A recent symposium on cancer and evolution has bought many innovative thinkers together to challenge the status quo of current cancer research. Professor Henry Heng's presentation considers cancer as a new system emerging via macro-evolution, where genome chaos-mediated information creation and maintenance plays an important role. This concept departs from the neo-Darwinian influenced somatic mutation theory of cancer. To appreciate his theory, it is helpful to briefly review several of his heterodox findings in the fields of oncology and evolutionary biology. This letter summarizes and highlights these findings and calls for a medical and scientific reckoning as well as integration within and between these fields.

Two-phased evolution: Genome chaos-mediated information creation and maintenance.

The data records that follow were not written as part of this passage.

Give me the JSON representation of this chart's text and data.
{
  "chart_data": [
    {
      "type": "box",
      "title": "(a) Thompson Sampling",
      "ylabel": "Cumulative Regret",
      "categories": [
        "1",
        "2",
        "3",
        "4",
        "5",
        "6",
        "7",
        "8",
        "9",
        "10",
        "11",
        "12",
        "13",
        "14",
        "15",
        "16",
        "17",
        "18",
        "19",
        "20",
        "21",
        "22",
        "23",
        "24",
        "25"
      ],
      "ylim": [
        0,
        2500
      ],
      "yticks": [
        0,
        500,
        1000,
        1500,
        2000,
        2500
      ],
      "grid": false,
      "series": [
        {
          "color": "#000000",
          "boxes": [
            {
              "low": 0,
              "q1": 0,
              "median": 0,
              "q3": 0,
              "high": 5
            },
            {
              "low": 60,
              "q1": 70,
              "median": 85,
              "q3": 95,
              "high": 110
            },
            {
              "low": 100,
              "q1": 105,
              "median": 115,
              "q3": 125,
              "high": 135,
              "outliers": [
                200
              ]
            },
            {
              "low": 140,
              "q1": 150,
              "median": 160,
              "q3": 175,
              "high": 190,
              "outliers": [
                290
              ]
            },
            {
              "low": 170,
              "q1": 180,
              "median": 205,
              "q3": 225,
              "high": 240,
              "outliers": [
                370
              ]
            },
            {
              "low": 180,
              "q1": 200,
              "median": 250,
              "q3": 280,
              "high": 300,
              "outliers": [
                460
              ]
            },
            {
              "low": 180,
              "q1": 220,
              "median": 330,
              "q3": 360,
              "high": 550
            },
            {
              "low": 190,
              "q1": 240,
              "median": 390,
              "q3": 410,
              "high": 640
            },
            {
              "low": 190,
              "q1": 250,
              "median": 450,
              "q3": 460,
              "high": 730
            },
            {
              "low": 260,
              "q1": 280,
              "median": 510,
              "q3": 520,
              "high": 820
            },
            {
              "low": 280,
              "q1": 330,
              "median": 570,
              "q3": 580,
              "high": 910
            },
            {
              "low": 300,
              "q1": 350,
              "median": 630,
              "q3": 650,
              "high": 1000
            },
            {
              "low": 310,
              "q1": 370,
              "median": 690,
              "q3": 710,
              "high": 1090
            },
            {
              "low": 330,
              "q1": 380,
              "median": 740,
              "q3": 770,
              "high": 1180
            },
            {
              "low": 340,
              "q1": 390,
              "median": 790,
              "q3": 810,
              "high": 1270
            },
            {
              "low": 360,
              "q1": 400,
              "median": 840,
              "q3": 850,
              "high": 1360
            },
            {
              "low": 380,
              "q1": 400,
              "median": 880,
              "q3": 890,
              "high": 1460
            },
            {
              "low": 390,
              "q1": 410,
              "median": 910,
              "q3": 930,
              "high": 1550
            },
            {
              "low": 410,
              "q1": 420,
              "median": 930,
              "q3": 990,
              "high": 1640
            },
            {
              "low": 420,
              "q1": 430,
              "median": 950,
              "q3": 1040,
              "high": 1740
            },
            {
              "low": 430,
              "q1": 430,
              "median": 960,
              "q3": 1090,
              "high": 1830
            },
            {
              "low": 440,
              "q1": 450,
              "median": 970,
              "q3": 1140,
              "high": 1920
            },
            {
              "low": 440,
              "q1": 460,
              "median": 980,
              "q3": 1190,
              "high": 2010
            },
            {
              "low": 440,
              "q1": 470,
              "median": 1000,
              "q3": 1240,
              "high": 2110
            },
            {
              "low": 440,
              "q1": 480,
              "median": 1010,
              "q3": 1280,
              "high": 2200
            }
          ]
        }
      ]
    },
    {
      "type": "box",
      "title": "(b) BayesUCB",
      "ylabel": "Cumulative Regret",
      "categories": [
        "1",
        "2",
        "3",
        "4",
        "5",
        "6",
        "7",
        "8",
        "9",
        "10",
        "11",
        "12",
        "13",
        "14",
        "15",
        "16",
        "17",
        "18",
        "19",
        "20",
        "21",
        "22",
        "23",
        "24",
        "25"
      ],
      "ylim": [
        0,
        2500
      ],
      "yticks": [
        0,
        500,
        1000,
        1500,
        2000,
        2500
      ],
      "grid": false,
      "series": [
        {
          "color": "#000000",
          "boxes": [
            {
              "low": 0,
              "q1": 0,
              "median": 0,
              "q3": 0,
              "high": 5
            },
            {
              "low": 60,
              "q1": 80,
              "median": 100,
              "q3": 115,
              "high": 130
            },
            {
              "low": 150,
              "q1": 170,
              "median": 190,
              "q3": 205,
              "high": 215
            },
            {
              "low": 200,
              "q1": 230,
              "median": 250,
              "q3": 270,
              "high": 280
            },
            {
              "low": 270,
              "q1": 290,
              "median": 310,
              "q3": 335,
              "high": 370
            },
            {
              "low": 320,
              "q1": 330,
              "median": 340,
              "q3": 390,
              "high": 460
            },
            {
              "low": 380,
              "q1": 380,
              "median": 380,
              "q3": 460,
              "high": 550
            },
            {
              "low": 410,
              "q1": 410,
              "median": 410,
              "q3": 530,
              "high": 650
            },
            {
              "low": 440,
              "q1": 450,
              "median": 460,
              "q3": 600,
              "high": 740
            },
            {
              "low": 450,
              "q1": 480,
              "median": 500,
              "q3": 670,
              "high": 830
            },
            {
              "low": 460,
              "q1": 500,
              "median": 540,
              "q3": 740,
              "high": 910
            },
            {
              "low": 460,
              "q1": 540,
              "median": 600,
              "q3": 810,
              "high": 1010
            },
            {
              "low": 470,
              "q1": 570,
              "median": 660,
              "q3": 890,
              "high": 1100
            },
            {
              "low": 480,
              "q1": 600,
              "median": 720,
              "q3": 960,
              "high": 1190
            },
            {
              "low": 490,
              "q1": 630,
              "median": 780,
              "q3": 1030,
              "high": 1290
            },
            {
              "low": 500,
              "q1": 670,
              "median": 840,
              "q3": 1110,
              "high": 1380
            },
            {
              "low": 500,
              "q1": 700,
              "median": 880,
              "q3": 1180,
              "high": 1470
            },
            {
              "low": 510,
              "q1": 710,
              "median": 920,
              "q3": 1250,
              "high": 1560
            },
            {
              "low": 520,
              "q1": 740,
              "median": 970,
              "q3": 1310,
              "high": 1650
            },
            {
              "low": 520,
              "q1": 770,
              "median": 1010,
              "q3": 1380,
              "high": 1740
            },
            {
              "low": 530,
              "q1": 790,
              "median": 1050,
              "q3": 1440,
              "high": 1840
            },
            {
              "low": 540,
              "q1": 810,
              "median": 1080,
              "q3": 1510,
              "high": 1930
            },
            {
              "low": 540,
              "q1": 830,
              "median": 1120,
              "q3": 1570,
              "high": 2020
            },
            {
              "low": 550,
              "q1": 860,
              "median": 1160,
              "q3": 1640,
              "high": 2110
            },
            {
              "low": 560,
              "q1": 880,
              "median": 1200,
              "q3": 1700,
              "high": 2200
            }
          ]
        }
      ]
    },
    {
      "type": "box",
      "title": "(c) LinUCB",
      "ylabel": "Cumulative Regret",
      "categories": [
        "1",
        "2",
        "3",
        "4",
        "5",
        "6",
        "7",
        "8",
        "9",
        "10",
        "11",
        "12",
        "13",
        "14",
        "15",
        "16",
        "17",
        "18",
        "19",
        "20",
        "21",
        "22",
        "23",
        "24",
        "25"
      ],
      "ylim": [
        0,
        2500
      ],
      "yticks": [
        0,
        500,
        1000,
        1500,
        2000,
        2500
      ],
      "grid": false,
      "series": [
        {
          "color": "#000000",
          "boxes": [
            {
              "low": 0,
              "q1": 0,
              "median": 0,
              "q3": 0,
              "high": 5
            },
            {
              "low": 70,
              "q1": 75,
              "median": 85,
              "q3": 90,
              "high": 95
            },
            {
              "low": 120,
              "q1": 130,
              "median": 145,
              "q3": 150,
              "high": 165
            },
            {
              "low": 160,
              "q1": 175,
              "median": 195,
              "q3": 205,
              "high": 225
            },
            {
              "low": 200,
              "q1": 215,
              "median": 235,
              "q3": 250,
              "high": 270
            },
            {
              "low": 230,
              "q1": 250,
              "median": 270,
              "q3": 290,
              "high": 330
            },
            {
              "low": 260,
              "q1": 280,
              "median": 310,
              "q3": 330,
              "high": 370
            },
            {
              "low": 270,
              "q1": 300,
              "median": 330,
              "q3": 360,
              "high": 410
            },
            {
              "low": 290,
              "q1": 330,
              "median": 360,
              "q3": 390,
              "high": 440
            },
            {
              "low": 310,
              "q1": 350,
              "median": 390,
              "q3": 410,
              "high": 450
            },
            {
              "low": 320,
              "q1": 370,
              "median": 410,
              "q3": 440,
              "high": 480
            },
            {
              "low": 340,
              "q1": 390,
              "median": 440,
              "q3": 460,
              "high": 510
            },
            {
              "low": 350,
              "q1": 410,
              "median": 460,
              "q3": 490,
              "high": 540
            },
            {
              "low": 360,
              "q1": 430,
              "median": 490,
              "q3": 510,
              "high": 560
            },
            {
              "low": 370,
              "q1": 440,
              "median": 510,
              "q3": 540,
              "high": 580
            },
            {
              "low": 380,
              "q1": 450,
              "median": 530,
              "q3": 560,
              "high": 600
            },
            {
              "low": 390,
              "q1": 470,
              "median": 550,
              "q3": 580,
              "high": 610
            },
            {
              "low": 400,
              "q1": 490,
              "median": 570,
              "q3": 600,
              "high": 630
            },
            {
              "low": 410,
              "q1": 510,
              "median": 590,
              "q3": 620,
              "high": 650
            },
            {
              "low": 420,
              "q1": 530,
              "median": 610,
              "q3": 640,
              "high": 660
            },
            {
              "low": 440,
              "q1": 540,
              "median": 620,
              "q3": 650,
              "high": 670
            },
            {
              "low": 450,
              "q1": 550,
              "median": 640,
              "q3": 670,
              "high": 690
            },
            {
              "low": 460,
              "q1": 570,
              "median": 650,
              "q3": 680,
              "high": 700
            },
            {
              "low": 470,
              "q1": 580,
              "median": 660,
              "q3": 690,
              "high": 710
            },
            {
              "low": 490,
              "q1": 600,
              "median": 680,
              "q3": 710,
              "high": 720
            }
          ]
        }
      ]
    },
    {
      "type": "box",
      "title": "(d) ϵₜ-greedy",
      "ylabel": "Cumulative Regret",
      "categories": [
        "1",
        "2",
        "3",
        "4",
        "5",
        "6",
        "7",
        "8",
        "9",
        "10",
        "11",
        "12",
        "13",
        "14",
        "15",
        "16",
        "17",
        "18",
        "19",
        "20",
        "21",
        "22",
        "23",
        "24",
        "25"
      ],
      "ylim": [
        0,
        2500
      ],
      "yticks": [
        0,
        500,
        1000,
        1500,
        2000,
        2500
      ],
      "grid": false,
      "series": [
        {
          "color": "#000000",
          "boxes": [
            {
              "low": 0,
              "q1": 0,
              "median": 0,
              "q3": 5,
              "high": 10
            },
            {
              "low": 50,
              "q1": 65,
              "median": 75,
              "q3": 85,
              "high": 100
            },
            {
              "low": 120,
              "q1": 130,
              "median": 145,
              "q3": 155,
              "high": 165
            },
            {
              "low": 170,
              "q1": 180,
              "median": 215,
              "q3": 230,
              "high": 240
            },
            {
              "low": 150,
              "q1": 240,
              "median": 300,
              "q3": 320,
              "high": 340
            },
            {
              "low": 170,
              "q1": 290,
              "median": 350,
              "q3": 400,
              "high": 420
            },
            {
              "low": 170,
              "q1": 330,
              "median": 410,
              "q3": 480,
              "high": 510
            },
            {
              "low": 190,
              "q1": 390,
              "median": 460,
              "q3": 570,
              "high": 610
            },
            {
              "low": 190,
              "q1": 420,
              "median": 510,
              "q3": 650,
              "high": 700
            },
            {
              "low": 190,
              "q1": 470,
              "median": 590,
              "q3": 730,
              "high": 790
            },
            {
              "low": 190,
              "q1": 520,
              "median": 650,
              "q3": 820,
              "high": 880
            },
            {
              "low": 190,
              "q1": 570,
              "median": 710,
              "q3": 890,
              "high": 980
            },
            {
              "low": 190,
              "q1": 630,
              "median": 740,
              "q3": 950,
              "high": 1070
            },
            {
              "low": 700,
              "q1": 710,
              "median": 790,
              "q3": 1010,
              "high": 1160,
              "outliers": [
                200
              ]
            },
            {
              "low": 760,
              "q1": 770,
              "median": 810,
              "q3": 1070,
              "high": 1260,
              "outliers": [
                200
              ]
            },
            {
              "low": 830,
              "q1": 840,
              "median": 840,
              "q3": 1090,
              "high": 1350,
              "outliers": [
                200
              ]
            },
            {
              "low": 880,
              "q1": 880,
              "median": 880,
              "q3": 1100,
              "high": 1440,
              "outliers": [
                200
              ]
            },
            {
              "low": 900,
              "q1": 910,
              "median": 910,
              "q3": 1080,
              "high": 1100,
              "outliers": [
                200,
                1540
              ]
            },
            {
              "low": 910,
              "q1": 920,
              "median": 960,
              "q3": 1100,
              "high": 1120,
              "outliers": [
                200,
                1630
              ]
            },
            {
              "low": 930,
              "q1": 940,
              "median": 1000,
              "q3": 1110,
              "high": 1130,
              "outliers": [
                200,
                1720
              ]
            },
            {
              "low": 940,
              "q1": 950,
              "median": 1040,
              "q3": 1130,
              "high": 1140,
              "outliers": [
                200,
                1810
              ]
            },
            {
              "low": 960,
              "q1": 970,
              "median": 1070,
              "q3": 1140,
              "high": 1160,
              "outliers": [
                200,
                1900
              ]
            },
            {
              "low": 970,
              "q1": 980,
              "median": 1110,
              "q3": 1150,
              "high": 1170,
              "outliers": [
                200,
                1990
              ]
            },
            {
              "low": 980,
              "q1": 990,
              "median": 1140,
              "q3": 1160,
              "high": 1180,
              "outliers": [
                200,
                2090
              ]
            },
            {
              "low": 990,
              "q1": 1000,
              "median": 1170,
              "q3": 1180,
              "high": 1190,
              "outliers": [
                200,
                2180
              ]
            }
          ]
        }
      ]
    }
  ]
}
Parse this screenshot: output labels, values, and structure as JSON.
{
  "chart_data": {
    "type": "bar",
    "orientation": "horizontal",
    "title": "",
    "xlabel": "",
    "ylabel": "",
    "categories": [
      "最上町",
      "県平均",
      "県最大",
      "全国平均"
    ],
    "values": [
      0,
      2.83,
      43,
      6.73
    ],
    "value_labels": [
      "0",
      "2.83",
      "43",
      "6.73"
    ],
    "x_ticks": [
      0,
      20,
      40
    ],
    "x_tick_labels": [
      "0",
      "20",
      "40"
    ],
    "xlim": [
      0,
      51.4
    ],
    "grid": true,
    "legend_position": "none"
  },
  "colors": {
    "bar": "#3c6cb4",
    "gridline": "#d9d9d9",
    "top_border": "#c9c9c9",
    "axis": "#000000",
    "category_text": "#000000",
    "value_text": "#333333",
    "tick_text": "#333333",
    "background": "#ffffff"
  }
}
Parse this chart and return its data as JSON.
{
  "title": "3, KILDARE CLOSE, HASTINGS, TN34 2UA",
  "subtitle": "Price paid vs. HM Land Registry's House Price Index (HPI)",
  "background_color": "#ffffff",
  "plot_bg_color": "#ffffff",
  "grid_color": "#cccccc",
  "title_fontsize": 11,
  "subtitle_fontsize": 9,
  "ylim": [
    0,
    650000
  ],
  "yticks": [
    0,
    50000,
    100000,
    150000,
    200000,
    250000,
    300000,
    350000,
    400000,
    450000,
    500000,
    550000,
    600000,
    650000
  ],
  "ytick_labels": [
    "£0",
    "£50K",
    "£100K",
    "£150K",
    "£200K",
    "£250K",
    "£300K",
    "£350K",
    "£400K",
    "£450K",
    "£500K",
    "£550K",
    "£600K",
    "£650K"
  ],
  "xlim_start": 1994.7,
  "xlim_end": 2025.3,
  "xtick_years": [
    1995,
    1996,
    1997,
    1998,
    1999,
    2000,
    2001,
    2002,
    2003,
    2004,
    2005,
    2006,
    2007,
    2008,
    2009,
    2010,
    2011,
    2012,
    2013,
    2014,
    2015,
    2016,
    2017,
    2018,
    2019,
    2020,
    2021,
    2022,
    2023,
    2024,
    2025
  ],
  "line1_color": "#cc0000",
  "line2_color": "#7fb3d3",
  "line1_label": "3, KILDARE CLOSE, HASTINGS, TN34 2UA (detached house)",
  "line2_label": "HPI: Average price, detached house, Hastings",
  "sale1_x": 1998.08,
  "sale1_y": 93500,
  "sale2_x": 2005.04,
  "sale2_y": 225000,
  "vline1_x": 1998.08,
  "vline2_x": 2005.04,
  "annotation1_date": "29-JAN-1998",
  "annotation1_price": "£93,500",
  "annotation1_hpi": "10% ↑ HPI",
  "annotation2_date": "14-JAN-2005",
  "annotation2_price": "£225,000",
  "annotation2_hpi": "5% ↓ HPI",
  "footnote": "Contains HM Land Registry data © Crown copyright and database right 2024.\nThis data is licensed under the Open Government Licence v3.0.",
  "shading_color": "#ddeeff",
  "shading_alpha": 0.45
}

Cancer is traditionally labeled a "cellular growth problem." However, it is fundamentally an issue of macroevolution where new systems emerge from tissue by breaking various constraints. To study this process, we used experimental platforms to "watch evolution in action" by comparing the profiles of karyotypes, transcriptomes, and cellular phenotypes longitudinally before, during, and after key phase transitions. This effort, alongside critical rethinking of current gene-based genomic and evolutionary theory, led to the development of the Genome Architecture Theory. Following a brief historical review, we present four case studies and their takeaways to describe the pattern of genome-based cancer evolution. Our discoveries include 1. The importance of non-clonal chromosome aberrations or NCCAs; 2. Two-phased cancer evolution, comprising a punctuated phase and a gradual phase, dominated by karyotype changes and gene mutation/epigenetic alterations, respectively; 3. How the karyotype codes system inheritance, which organizes gene interactions and provides the genomic basis for physiological regulatory networks; and 4. Stress-induced genome chaos, which creates genomic information by reorganizing chromosomes for macroevolution. Together, these case studies redefine the relationship between cellular macro- and microevolution: macroevolution does not equal microevolution + time. Furthermore, we incorporate genome chaos and gene mutation in a general model: genome reorganization creates new karyotype coding, then diverse cancer gene mutations can promote the dominance of tumor cell populations. Finally, we call for validation of the Genome Architecture Theory of cancer and organismal evolution, as well as the systematic study of genomic information flow in evolutionary processes.